According to a report in The Guardian, the abuse site was created in April of 2016 and had more than 1 million user registrations when police finally took it down last month; more than 3,000 of those users were active. The Guardian reports that the Argos investigation led to rescues of children around the globe and the arrest of criminal sex offenders. The website was founded by a Canadian and an American; the former is serving a life sentence for the sexual assault of a four-year-old in Virginia last year. The Australian police took over his identity to keep the site running. Members of the site expected a monthly post from its founder, which had to include images of child exploitation.
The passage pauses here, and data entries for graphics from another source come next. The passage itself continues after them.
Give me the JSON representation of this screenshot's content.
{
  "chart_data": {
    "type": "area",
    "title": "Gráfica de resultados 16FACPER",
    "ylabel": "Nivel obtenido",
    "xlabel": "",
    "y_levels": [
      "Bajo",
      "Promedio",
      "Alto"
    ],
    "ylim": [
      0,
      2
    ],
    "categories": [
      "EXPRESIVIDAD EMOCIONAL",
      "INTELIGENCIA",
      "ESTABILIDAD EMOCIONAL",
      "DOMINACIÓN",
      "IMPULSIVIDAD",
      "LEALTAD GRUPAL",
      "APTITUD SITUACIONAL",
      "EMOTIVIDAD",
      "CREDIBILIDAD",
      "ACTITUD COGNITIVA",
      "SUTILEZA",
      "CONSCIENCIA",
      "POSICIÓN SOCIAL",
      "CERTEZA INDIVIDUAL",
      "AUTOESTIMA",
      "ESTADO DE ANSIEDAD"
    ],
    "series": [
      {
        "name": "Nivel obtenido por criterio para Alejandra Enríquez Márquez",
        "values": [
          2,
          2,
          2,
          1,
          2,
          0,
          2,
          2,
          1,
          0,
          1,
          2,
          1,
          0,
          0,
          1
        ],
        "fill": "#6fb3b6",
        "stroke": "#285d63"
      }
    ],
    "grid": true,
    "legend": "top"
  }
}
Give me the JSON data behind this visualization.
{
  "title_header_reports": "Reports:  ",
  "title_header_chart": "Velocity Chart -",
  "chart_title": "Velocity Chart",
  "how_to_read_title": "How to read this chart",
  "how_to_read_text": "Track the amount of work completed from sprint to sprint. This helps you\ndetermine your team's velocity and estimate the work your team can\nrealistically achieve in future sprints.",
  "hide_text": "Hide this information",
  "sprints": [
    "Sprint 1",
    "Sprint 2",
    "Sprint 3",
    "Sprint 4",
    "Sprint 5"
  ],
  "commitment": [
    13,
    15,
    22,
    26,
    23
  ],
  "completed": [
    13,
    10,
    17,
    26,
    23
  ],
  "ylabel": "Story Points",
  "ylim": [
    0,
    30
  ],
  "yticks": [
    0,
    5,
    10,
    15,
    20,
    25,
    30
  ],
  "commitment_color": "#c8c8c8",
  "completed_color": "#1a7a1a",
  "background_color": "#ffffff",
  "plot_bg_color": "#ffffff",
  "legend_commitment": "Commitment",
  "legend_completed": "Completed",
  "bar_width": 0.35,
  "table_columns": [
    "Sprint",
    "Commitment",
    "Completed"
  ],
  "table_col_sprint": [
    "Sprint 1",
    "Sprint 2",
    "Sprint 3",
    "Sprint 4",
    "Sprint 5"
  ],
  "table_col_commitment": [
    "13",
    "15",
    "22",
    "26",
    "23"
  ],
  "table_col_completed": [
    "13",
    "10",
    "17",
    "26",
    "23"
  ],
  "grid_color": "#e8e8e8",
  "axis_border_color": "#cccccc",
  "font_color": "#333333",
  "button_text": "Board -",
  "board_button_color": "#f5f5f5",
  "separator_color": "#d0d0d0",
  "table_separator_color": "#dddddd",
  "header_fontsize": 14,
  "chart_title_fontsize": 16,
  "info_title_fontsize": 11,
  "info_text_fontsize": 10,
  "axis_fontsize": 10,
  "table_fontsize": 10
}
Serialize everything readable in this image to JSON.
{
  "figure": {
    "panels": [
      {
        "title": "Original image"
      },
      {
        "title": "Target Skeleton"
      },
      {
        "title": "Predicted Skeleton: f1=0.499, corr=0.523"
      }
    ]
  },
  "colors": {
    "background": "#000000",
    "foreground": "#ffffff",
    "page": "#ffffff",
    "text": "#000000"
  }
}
There are no laws in Australia, says The Guardian, to prevent this.
While allowing such a site to continue operating may seem scandalous, the authorities and their supporters feel as if it was a necessary evil. “I think it’s a tough question for everyone involved, and I know it’s a tough question for police,” Hetty Johnston — founder of Australian advocacy group Bravehearts — told The Guardian. “But I support this 100 percent because the images that police would use would not be images that they create, they would be existing images. And the idea is to get to people who are currently sexually offending against children. This is a war, and we have to engage in the war. We have to engage in it.”